Real alternatives are few: AMD Instinct MI300X has gained share but ROCm still trails CUDA; Google TPU v5p remains competitive but cloud-only; Intel Gaudi 3 has fallen to a distant third.

When it pays off

For most companies training their own models, Blackwell only makes sense if training time is the dominant bottleneck. For inference, it depends on volume. At low volume, Hopper remains cheaper per query because Blackwell is overprovisioned. At high volume, especially with FP4 quantization, Blackwell can cut cost per query by a factor of 3 to 5.

My take

Blackwell marks a phase change in AI infrastructure worth understanding even if you never touch one of these racks directly. When NVIDIA designs the product as a rack rather than a GPU, it is nudging the industry toward a model where the purchase and operations unit is the full cabinet, with liquid cooling and 120 kilowatts of density.

For application builders, the relevant part is that the largest models will be available faster and cheaper via API. Frontier training cost keeps growing, but unit query cost keeps falling. That favors strategies consuming third-party models through APIs over strategies training bespoke models. Only cases where the model itself is the competitive edge, or where data cannot leave the organization, justify training.

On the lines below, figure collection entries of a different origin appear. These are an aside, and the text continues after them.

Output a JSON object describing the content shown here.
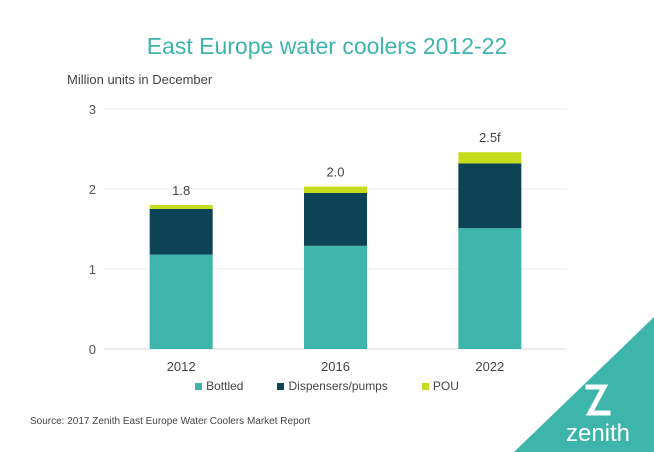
{
  "chart_data": {
    "type": "bar",
    "stacked": true,
    "title": "East Europe water coolers 2012-22",
    "ylabel": "Million units in December",
    "xlabel": "",
    "categories": [
      "2012",
      "2016",
      "2022"
    ],
    "series": [
      {
        "name": "Bottled",
        "color": "#3db5ab",
        "values": [
          1.18,
          1.29,
          1.51
        ]
      },
      {
        "name": "Dispensers/pumps",
        "color": "#0d4455",
        "values": [
          0.57,
          0.66,
          0.81
        ]
      },
      {
        "name": "POU",
        "color": "#c5dc1e",
        "values": [
          0.05,
          0.08,
          0.14
        ]
      }
    ],
    "total_labels": [
      "1.8",
      "2.0",
      "2.5f"
    ],
    "ylim": [
      0,
      3
    ],
    "yticks": [
      "0",
      "1",
      "2",
      "3"
    ],
    "grid": true,
    "legend": "bottom"
  },
  "source": "Source: 2017 Zenith East Europe Water Coolers Market Report",
  "logo": {
    "text": "zenith",
    "color": "#3db5ab"
  }
}
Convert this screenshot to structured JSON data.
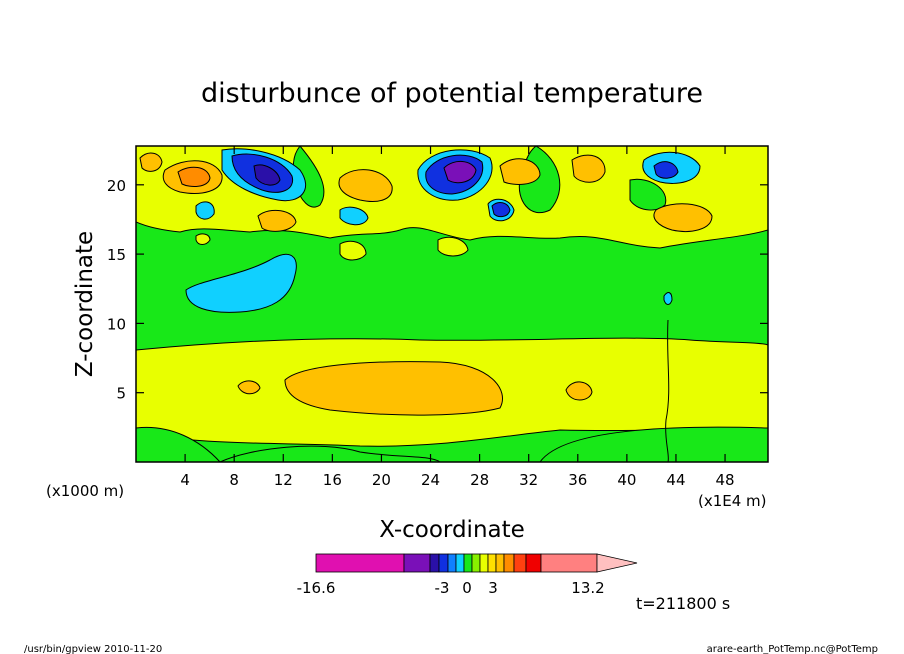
{
  "chart_data": {
    "type": "heatmap",
    "title": "disturbunce of potential temperature",
    "xlabel": "X-coordinate",
    "ylabel": "Z-coordinate",
    "x_scale_note": "(x1000 m)",
    "x_unit_note": "(x1E4 m)",
    "xlim": [
      0,
      51.5
    ],
    "ylim": [
      0,
      22.8
    ],
    "x_ticks": [
      "4",
      "8",
      "12",
      "16",
      "20",
      "24",
      "28",
      "32",
      "36",
      "40",
      "44",
      "48"
    ],
    "y_ticks": [
      "5",
      "10",
      "15",
      "20"
    ],
    "colorbar": {
      "labels": [
        "-16.6",
        "-3",
        "0",
        "3",
        "13.2"
      ],
      "colors": [
        "#e010b0",
        "#7a10b8",
        "#2a10a8",
        "#1030e0",
        "#1080ff",
        "#10d0ff",
        "#18e818",
        "#88f000",
        "#e8ff00",
        "#ffe000",
        "#ffc000",
        "#ff8c00",
        "#ff4010",
        "#f00000",
        "#ff8080",
        "#ffc0c0"
      ]
    },
    "time_label": "t=211800 s"
  },
  "footer": {
    "left": "/usr/bin/gpview  2010-11-20",
    "right": "arare-earth_PotTemp.nc@PotTemp"
  }
}
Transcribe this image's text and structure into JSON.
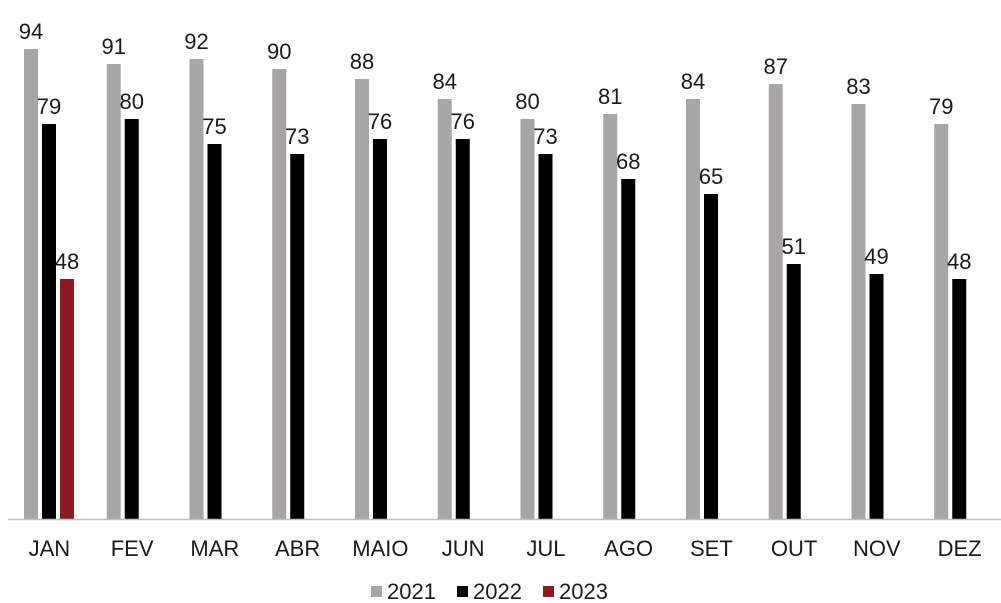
{
  "chart_data": {
    "type": "bar",
    "categories": [
      "JAN",
      "FEV",
      "MAR",
      "ABR",
      "MAIO",
      "JUN",
      "JUL",
      "AGO",
      "SET",
      "OUT",
      "NOV",
      "DEZ"
    ],
    "series": [
      {
        "name": "2021",
        "color": "#a8a5a6",
        "values": [
          94,
          91,
          92,
          90,
          88,
          84,
          80,
          81,
          84,
          87,
          83,
          79
        ]
      },
      {
        "name": "2022",
        "color": "#000000",
        "values": [
          79,
          80,
          75,
          73,
          76,
          76,
          73,
          68,
          65,
          51,
          49,
          48
        ]
      },
      {
        "name": "2023",
        "color": "#8b1a22",
        "values": [
          48,
          null,
          null,
          null,
          null,
          null,
          null,
          null,
          null,
          null,
          null,
          null
        ]
      }
    ],
    "ylim": [
      0,
      100
    ],
    "grid": false,
    "legend_position": "bottom-center",
    "data_labels": true,
    "title": "",
    "xlabel": "",
    "ylabel": ""
  }
}
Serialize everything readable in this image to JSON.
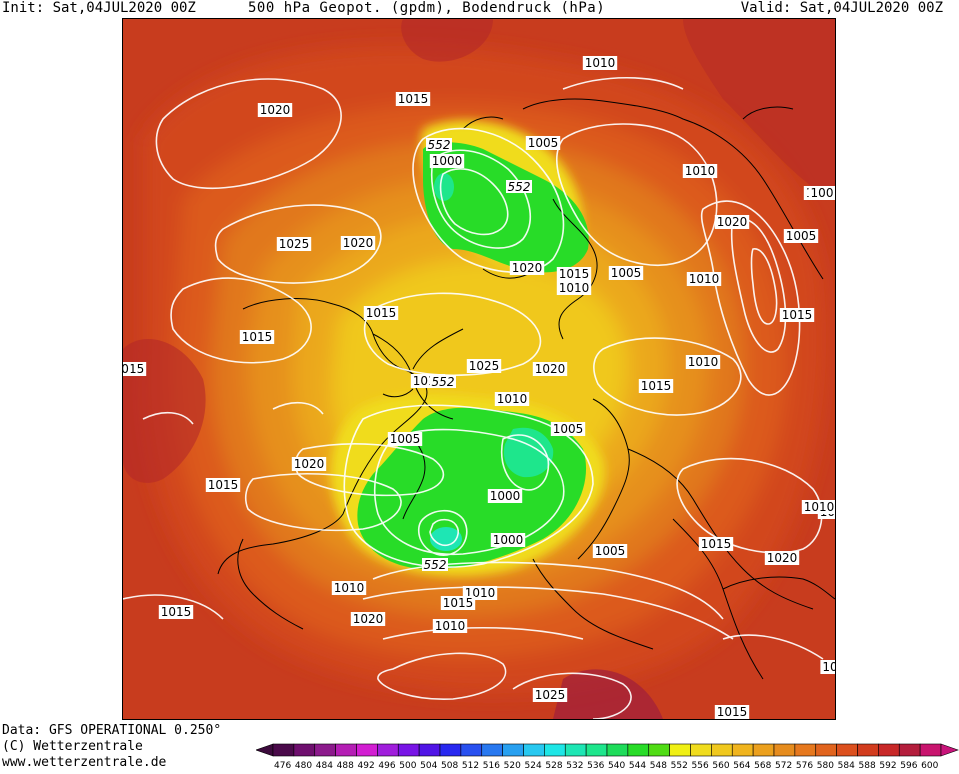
{
  "header": {
    "init": "Init: Sat,04JUL2020 00Z",
    "title": "500 hPa Geopot. (gpdm), Bodendruck (hPa)",
    "valid": "Valid: Sat,04JUL2020 00Z"
  },
  "footer": {
    "data_source": "Data: GFS OPERATIONAL 0.250°",
    "copyright": "(C) Wetterzentrale",
    "website": "www.wetterzentrale.de"
  },
  "colorbar": {
    "ticks": [
      "476",
      "480",
      "484",
      "488",
      "492",
      "496",
      "500",
      "504",
      "508",
      "512",
      "516",
      "520",
      "524",
      "528",
      "532",
      "536",
      "540",
      "544",
      "548",
      "552",
      "556",
      "560",
      "564",
      "568",
      "572",
      "576",
      "580",
      "584",
      "588",
      "592",
      "596",
      "600"
    ],
    "colors": [
      "#4a0a4a",
      "#6e0f6e",
      "#8c1a8c",
      "#b41eb4",
      "#d21ed2",
      "#a01edc",
      "#7814e6",
      "#5014e6",
      "#2828f0",
      "#2850f0",
      "#2878f0",
      "#28a0f0",
      "#28c8f0",
      "#1ee6e6",
      "#1ee6b4",
      "#1ee68c",
      "#1edc5a",
      "#28dc28",
      "#50dc14",
      "#f0f014",
      "#f0dc1e",
      "#f0c81e",
      "#f0b41e",
      "#eba01e",
      "#e68c1e",
      "#e6781e",
      "#e1641e",
      "#dc501e",
      "#d23c1e",
      "#c82828",
      "#b41e3c",
      "#c8146e"
    ]
  },
  "map": {
    "pressure_labels": [
      "1010",
      "1015",
      "1020",
      "1005",
      "1000",
      "1010",
      "1025",
      "1020",
      "1020",
      "1015",
      "1010",
      "1005",
      "1010",
      "1015",
      "1015",
      "1010",
      "1025",
      "1020",
      "1015",
      "1015",
      "1010",
      "1010",
      "1005",
      "1005",
      "1000",
      "1020",
      "1015",
      "1015",
      "1000",
      "1010",
      "1020",
      "1010",
      "1005",
      "1015",
      "1010",
      "1015",
      "1020",
      "1025",
      "1000",
      "1020",
      "1010",
      "1015",
      "1005",
      "1010",
      "1015"
    ],
    "geopotential_labels": [
      "552",
      "552",
      "552",
      "552"
    ],
    "edge_labels": [
      "100",
      "10",
      "0"
    ]
  }
}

For operators of traditional infrastructure, Blackwell is an invitation to think about which parts of the data-center stack still belong to the general-purpose future and which belong to specialized AI workloads. Over the next five years data centers will likely split into two radically different profiles, and mixing them in the same building will stop making sense.